Por que tanta incúria? Por que a polícia não agiu antes? Naqueles cinco dias, o sequetrador apareceu inímeras vezes à janela, podendo ser alvo de um atirador de elite. E com certeza ele precisava de tanto em tanto dormir, comer e até ir ao banheiro. Em suma, não faltaram ocasiões oportunas para a policia invadir. Mas nada aconteceu. Um boato não confirmado dá conta de que o governador Alkmin havia proibido terminantemente a polícia de matar o sequestrador, pois era época de eleição e não queria se prejudicar. A meu ver, a melhor explicação pode ser extraída deste comentário do coronel Eduardo Félix, então comandante do Batalhão de Choque da Polícia Militar:

"Nós poderíamos ter matado, ter dado o tiro, mas é um garoto de 22 anos de idade, sem antecedentes criminais e com uma crise amorosa. Se nós tivéssemos atingido o Lindemberg, fatalmente os senhores [jornalistas] estariam questionando o GATE sobre por que não negociaram mais"

 Uma leitura apressada passa a impressão de que o comentarista estaria imbuído de sólidos escrúpulos quanto aos direitos humanos do delinquente.

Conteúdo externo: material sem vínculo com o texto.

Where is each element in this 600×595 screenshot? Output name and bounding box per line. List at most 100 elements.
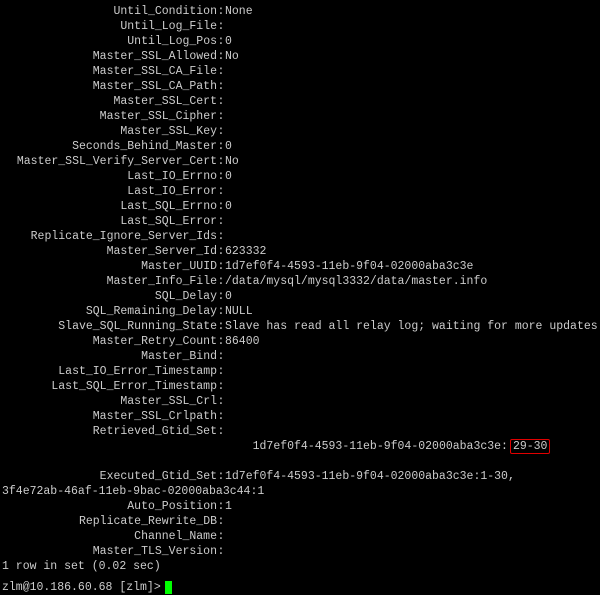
field-value: None — [225, 4, 598, 19]
status-row: Slave_SQL_Running_State:Slave has read a… — [2, 319, 598, 334]
field-value — [225, 544, 598, 559]
separator: : — [217, 364, 225, 379]
field-value — [225, 229, 598, 244]
status-row: Master_SSL_Crl: — [2, 394, 598, 409]
field-value: No — [225, 49, 598, 64]
status-row: Master_Bind: — [2, 349, 598, 364]
separator: : — [217, 124, 225, 139]
field-label: Last_SQL_Error_Timestamp — [2, 379, 217, 394]
field-value — [225, 19, 598, 34]
separator: : — [217, 64, 225, 79]
status-row: SQL_Delay:0 — [2, 289, 598, 304]
separator: : — [217, 424, 225, 469]
field-label: SQL_Delay — [2, 289, 217, 304]
status-row: Master_TLS_Version: — [2, 544, 598, 559]
field-value — [225, 109, 598, 124]
field-label: Retrieved_Gtid_Set — [2, 424, 217, 469]
separator: : — [217, 289, 225, 304]
separator: : — [217, 529, 225, 544]
field-label: Master_Retry_Count — [2, 334, 217, 349]
separator: : — [217, 274, 225, 289]
status-row: Master_SSL_Crlpath: — [2, 409, 598, 424]
separator: : — [217, 259, 225, 274]
field-label: Master_SSL_Verify_Server_Cert — [2, 154, 217, 169]
status-row: Master_SSL_Cert: — [2, 94, 598, 109]
status-row: Last_SQL_Error: — [2, 214, 598, 229]
field-value: 1d7ef0f4-4593-11eb-9f04-02000aba3c3e:1-3… — [225, 469, 598, 484]
field-label: Until_Log_File — [2, 19, 217, 34]
separator: : — [217, 19, 225, 34]
separator: : — [217, 409, 225, 424]
status-row: Master_UUID:1d7ef0f4-4593-11eb-9f04-0200… — [2, 259, 598, 274]
field-value — [225, 409, 598, 424]
status-row: Last_SQL_Errno:0 — [2, 199, 598, 214]
separator: : — [217, 499, 225, 514]
separator: : — [217, 199, 225, 214]
separator: : — [217, 34, 225, 49]
field-value — [225, 529, 598, 544]
status-row: Auto_Position:1 — [2, 499, 598, 514]
field-label: Master_SSL_Crlpath — [2, 409, 217, 424]
field-label: Master_SSL_Cert — [2, 94, 217, 109]
field-value: /data/mysql/mysql3332/data/master.info — [225, 274, 598, 289]
separator: : — [217, 94, 225, 109]
field-label: Master_SSL_Crl — [2, 394, 217, 409]
status-row: Until_Log_Pos:0 — [2, 34, 598, 49]
field-label: Master_Info_File — [2, 274, 217, 289]
field-value — [225, 394, 598, 409]
status-row: Master_SSL_Allowed:No — [2, 49, 598, 64]
field-value: No — [225, 154, 598, 169]
field-label: Master_SSL_CA_Path — [2, 79, 217, 94]
separator: : — [217, 229, 225, 244]
field-label: Last_IO_Error_Timestamp — [2, 364, 217, 379]
cursor — [165, 581, 172, 594]
separator: : — [217, 514, 225, 529]
status-row: Last_IO_Errno:0 — [2, 169, 598, 184]
status-row: Master_SSL_Cipher: — [2, 109, 598, 124]
field-label: Replicate_Ignore_Server_Ids — [2, 229, 217, 244]
field-value — [225, 184, 598, 199]
field-label: Last_IO_Error — [2, 184, 217, 199]
separator: : — [217, 544, 225, 559]
field-label: Master_UUID — [2, 259, 217, 274]
status-row: Master_Server_Id:623332 — [2, 244, 598, 259]
field-value — [225, 94, 598, 109]
field-value: 1d7ef0f4-4593-11eb-9f04-02000aba3c3e — [225, 259, 598, 274]
separator: : — [217, 379, 225, 394]
status-row: Until_Log_File: — [2, 19, 598, 34]
field-value: 0 — [225, 289, 598, 304]
field-label: Slave_SQL_Running_State — [2, 319, 217, 334]
field-label: Executed_Gtid_Set — [2, 469, 217, 484]
status-row: Until_Condition:None — [2, 4, 598, 19]
field-value — [225, 379, 598, 394]
separator: : — [217, 334, 225, 349]
field-value: 0 — [225, 34, 598, 49]
field-value — [225, 514, 598, 529]
separator: : — [217, 109, 225, 124]
gtid-line2: 3f4e72ab-46af-11eb-9bac-02000aba3c44:1 — [2, 484, 598, 499]
field-label: Last_SQL_Errno — [2, 199, 217, 214]
field-label: Master_Server_Id — [2, 244, 217, 259]
status-rows-2: Auto_Position:1Replicate_Rewrite_DB:Chan… — [2, 499, 598, 559]
status-row: Replicate_Rewrite_DB: — [2, 514, 598, 529]
highlight-box: 29-30 — [510, 439, 551, 454]
separator: : — [217, 469, 225, 484]
status-row: Last_IO_Error: — [2, 184, 598, 199]
separator: : — [217, 154, 225, 169]
field-label: Master_Bind — [2, 349, 217, 364]
status-row: SQL_Remaining_Delay:NULL — [2, 304, 598, 319]
shell-prompt-line[interactable]: zlm@10.186.60.68 [zlm]> — [2, 580, 598, 595]
field-value: Slave has read all relay log; waiting fo… — [225, 319, 598, 334]
field-value — [225, 79, 598, 94]
separator: : — [217, 319, 225, 334]
field-label: Last_IO_Errno — [2, 169, 217, 184]
separator: : — [217, 304, 225, 319]
field-label: Until_Condition — [2, 4, 217, 19]
field-value — [225, 64, 598, 79]
executed-gtid-row: Executed_Gtid_Set : 1d7ef0f4-4593-11eb-9… — [2, 469, 598, 484]
field-label: Master_SSL_CA_File — [2, 64, 217, 79]
field-label: Seconds_Behind_Master — [2, 139, 217, 154]
separator: : — [217, 349, 225, 364]
status-row: Master_SSL_Verify_Server_Cert:No — [2, 154, 598, 169]
field-value: NULL — [225, 304, 598, 319]
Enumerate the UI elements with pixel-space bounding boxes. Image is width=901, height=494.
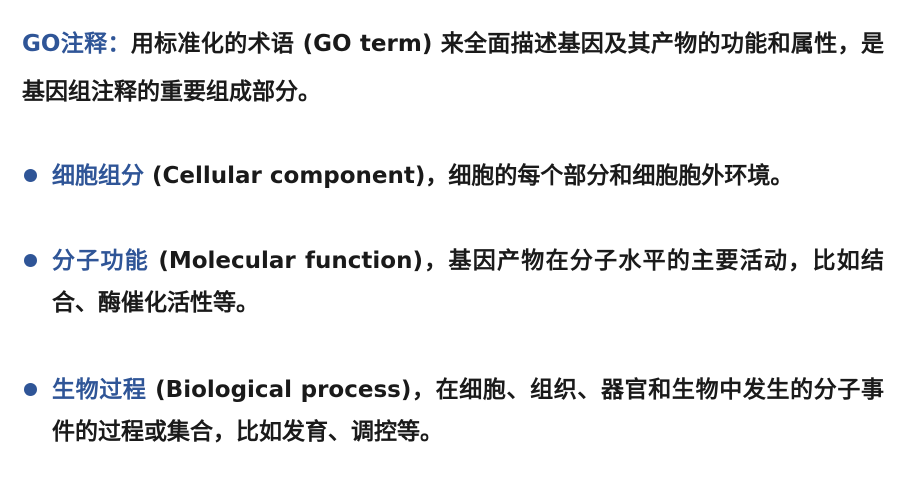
bullet-dot-icon bbox=[24, 383, 37, 396]
bullet-term: 生物过程 bbox=[52, 377, 147, 403]
list-item-cellular-component: 细胞组分 (Cellular component)，细胞的每个部分和细胞胞外环境… bbox=[24, 155, 884, 197]
bullet-term: 分子功能 bbox=[52, 248, 150, 274]
bullet-term: 细胞组分 bbox=[52, 163, 144, 189]
list-item-biological-process: 生物过程 (Biological process)，在细胞、组织、器官和生物中发… bbox=[24, 369, 884, 453]
go-annotation-label: GO注释： bbox=[22, 31, 131, 57]
bullet-text: (Biological process)，在细胞、组织、器官和生物中发生的分子事… bbox=[52, 377, 884, 445]
intro-paragraph: GO注释：用标准化的术语 (GO term) 来全面描述基因及其产物的功能和属性… bbox=[22, 20, 884, 116]
bullet-text: (Cellular component)，细胞的每个部分和细胞胞外环境。 bbox=[144, 163, 794, 189]
bullet-dot-icon bbox=[24, 169, 37, 182]
intro-text: 用标准化的术语 (GO term) 来全面描述基因及其产物的功能和属性，是基因组… bbox=[22, 31, 884, 105]
bullet-dot-icon bbox=[24, 254, 37, 267]
list-item-molecular-function: 分子功能 (Molecular function)，基因产物在分子水平的主要活动… bbox=[24, 240, 884, 324]
bullet-text: (Molecular function)，基因产物在分子水平的主要活动，比如结合… bbox=[52, 248, 884, 316]
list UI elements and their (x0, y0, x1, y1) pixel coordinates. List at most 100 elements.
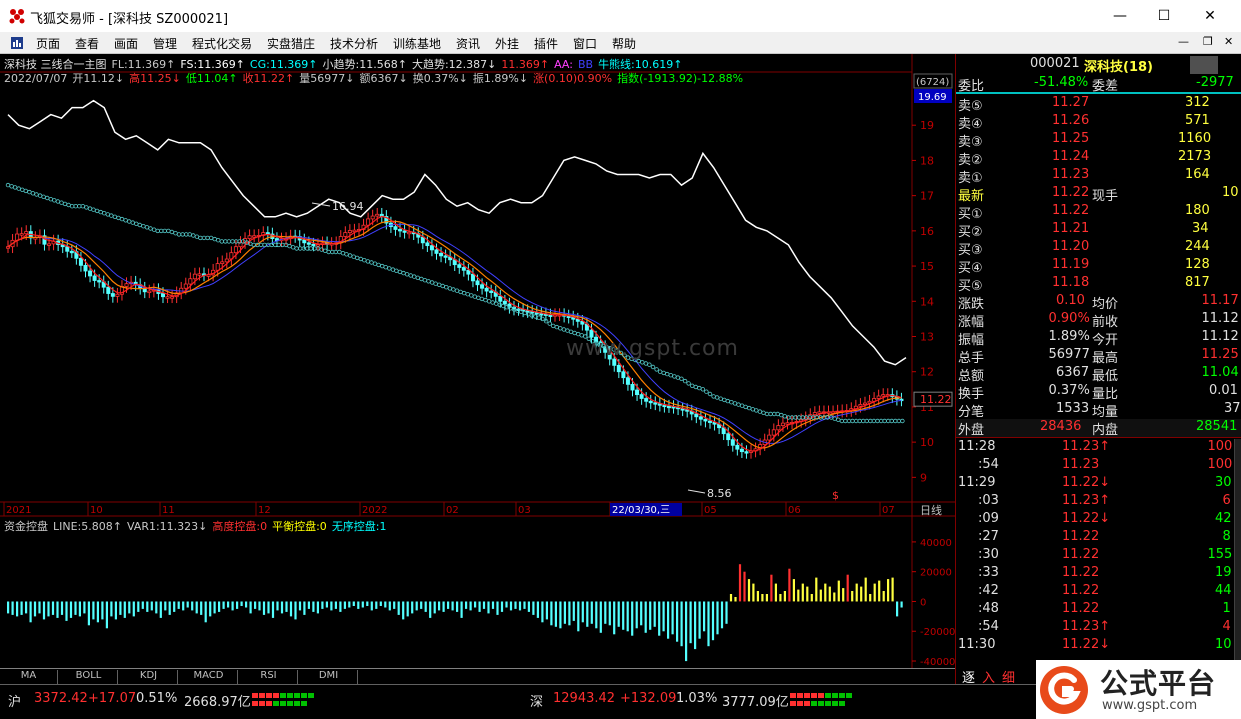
stat-row[interactable]: 总额 6367 最低 11.04 (956, 365, 1241, 384)
stat-row[interactable]: 涨幅 0.90% 前收 11.12 (956, 311, 1241, 330)
stat-row[interactable]: 分笔 1533 均量 37 (956, 401, 1241, 420)
menu-training[interactable]: 训练基地 (393, 35, 441, 52)
candle-body (311, 243, 316, 247)
buy-level-row[interactable]: 买① 11.22 180 (956, 203, 1241, 222)
control-bar (438, 601, 441, 611)
sell-level-row[interactable]: 卖③ 11.25 1160 (956, 131, 1241, 150)
tick-row[interactable]: :30 11.22 155 (956, 547, 1241, 565)
menu-window[interactable]: 窗口 (573, 35, 597, 52)
buy-level-row[interactable]: 买② 11.21 34 (956, 221, 1241, 240)
tab-kdj[interactable]: KDJ (120, 670, 178, 684)
sell-level-price: 11.25 (1052, 131, 1090, 146)
buy-level-row[interactable]: 买④ 11.19 128 (956, 257, 1241, 276)
control-bar (779, 594, 782, 602)
menu-screen[interactable]: 画面 (114, 35, 138, 52)
quote-header[interactable]: 000021 深科技(18) (956, 56, 1241, 75)
buy-level-row[interactable]: 买⑤ 11.18 817 (956, 275, 1241, 294)
chart-panel[interactable]: 9 10 11 12 13 14 15 16 17 18 19 (6724) 19.69 11.22 16.… (0, 54, 955, 684)
mdi-minimize-button[interactable]: — (1178, 35, 1189, 48)
buy-level-label: 买③ (958, 243, 983, 258)
menu-live-hunt[interactable]: 实盘猎庄 (267, 35, 315, 52)
tick-row[interactable]: :27 11.22 8 (956, 529, 1241, 547)
menu-plugin-ext[interactable]: 外挂 (495, 35, 519, 52)
sell-level-row[interactable]: 卖② 11.24 2173 (956, 149, 1241, 168)
tick-row[interactable]: :54 11.23 100 (956, 457, 1241, 475)
weibi-row[interactable]: 委比 -51.48% 委差 -2977 (956, 75, 1241, 94)
control-bar (505, 601, 508, 608)
waipan-row[interactable]: 外盘 28436 内盘 28541 (956, 419, 1241, 438)
tab-rsi[interactable]: RSI (240, 670, 298, 684)
control-bar (788, 568, 791, 602)
candle-body (233, 246, 238, 254)
menu-view[interactable]: 查看 (75, 35, 99, 52)
tick-row[interactable]: 11:28 11.23↑ 100 (956, 439, 1241, 457)
bull-bear-dot (782, 414, 787, 419)
control-bar (348, 601, 351, 608)
tick-row[interactable]: 11:30 11.22↓ 10 (956, 637, 1241, 655)
mdi-close-button[interactable]: ✕ (1224, 35, 1233, 48)
bull-bear-dot (561, 327, 567, 332)
latest-row[interactable]: 最新 11.22 现手 10 (956, 185, 1241, 204)
tick-row[interactable]: :03 11.23↑ 6 (956, 493, 1241, 511)
sz-index[interactable]: 12943.42 (553, 691, 615, 706)
menu-addins[interactable]: 插件 (534, 35, 558, 52)
candle-body (224, 258, 229, 263)
bull-bear-dot (158, 228, 164, 234)
kline-chart[interactable]: 9 10 11 12 13 14 15 16 17 18 19 (6724) 19.69 11.22 16.… (0, 54, 955, 668)
buy-level-row[interactable]: 买③ 11.20 244 (956, 239, 1241, 258)
bull-bear-dot (476, 295, 481, 300)
sh-index[interactable]: 3372.42 (34, 691, 88, 706)
buy-level-volume: 128 (1185, 257, 1210, 272)
stat-value: 11.17 (1201, 293, 1239, 308)
stat-row[interactable]: 总手 56977 最高 11.25 (956, 347, 1241, 366)
system-menu-icon[interactable] (10, 36, 24, 50)
tick-volume: 155 (1207, 547, 1233, 562)
tick-scrollbar[interactable] (1234, 439, 1241, 664)
control-bar (168, 601, 171, 615)
tick-row[interactable]: :09 11.22↓ 42 (956, 511, 1241, 529)
tab-boll[interactable]: BOLL (60, 670, 118, 684)
menu-info[interactable]: 资讯 (456, 35, 480, 52)
control-bar (541, 601, 544, 623)
candle-body (69, 250, 74, 254)
control-bar (783, 591, 786, 602)
sell-level-row[interactable]: 卖① 11.23 164 (956, 167, 1241, 186)
minimize-button[interactable]: — (1108, 6, 1132, 26)
tick-row[interactable]: :54 11.23↑ 4 (956, 619, 1241, 637)
mdi-restore-button[interactable]: ❐ (1203, 35, 1213, 48)
stat-row[interactable]: 涨跌 0.10 均价 11.17 (956, 293, 1241, 312)
sell-level-row[interactable]: 卖⑤ 11.27 312 (956, 95, 1241, 114)
tick-row[interactable]: :42 11.22 44 (956, 583, 1241, 601)
tick-volume: 8 (1222, 529, 1231, 544)
control-bar (182, 601, 185, 611)
control-bar (801, 583, 804, 602)
price-box-bottom-label: 19.69 (918, 92, 947, 103)
menu-page[interactable]: 页面 (36, 35, 60, 52)
bull-bear-dot (426, 279, 431, 284)
tick-row[interactable]: :48 11.22 1 (956, 601, 1241, 619)
menu-help[interactable]: 帮助 (612, 35, 636, 52)
f10-icon[interactable] (1190, 56, 1218, 74)
tick-row[interactable]: :33 11.22 19 (956, 565, 1241, 583)
control-bar (837, 580, 840, 602)
menu-program-trading[interactable]: 程式化交易 (192, 35, 252, 52)
tick-price: 11.22↓ (1062, 511, 1111, 526)
tick-row[interactable]: 11:29 11.22↓ 30 (956, 475, 1241, 493)
menu-tech-analysis[interactable]: 技术分析 (330, 35, 378, 52)
stat-row[interactable]: 换手 0.37% 量比 0.01 (956, 383, 1241, 402)
info-item: 高11.25↓ (129, 72, 181, 85)
control-bar (429, 601, 432, 618)
tab-macd[interactable]: MACD (180, 670, 238, 684)
stat-row[interactable]: 振幅 1.89% 今开 11.12 (956, 329, 1241, 348)
close-button[interactable]: ✕ (1198, 6, 1222, 26)
tab-ma[interactable]: MA (0, 670, 58, 684)
maximize-button[interactable]: ☐ (1152, 6, 1176, 26)
candle-body (539, 313, 544, 316)
info-item: 收11.22↑ (242, 72, 295, 85)
title-bar[interactable]: 飞狐交易师 - [深科技 SZ000021] — ☐ ✕ (0, 0, 1241, 32)
control-bar (56, 601, 59, 618)
control-bar (285, 601, 288, 612)
sell-level-row[interactable]: 卖④ 11.26 571 (956, 113, 1241, 132)
menu-manage[interactable]: 管理 (153, 35, 177, 52)
tab-dmi[interactable]: DMI (300, 670, 358, 684)
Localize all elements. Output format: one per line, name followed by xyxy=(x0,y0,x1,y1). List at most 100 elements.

Mas realmente preocupa-se com direitos humanos alguém que denomina "crise amorosa" o terror que o criminoso infligiu às vítimas?

O que se vê, de fato, é uma sólida empatia para com o criminoso, cujas atitudes são contempladas com compreensão, concomitante a um enorme desprezo pelo sofrimento da vítima. Não é a opinião isolada do coronel Eduardo Félix: coisa expressa com tanta convicção está por certo impressa na mente da população desde muitas gerações atrás, e trata-se de uma espécie de doença mental coletiva que eu denomino bandidolatria. Que ninguém ache estranho: não é este o pais onde o cangaceiro Lampião é considerado herói popular? A bandidolatria é basicamente a empatia para com o delinquente, cujos atos são justificados por alguma lógica. Sua causa mais primal é um sentimento de falta de autoridade moral para condenar o criminoso, que assim pode fazer sua própria justiça. Sua consequência última é a alta criminalidade consoante à extrema brandura da legislação penal. Difícil é condenar o delinquente. Facílimo é libertá-lo por meio de incontáveis benefícios para se relaxar a prisão.

O Linha Direta promete abordar o caso Letícia Tanzi, ainda mais emblemático da fraqueza da legislação penal brasileira. Não tenho estômago para falar dele aqui no momento. Quem quiser, procure no Google.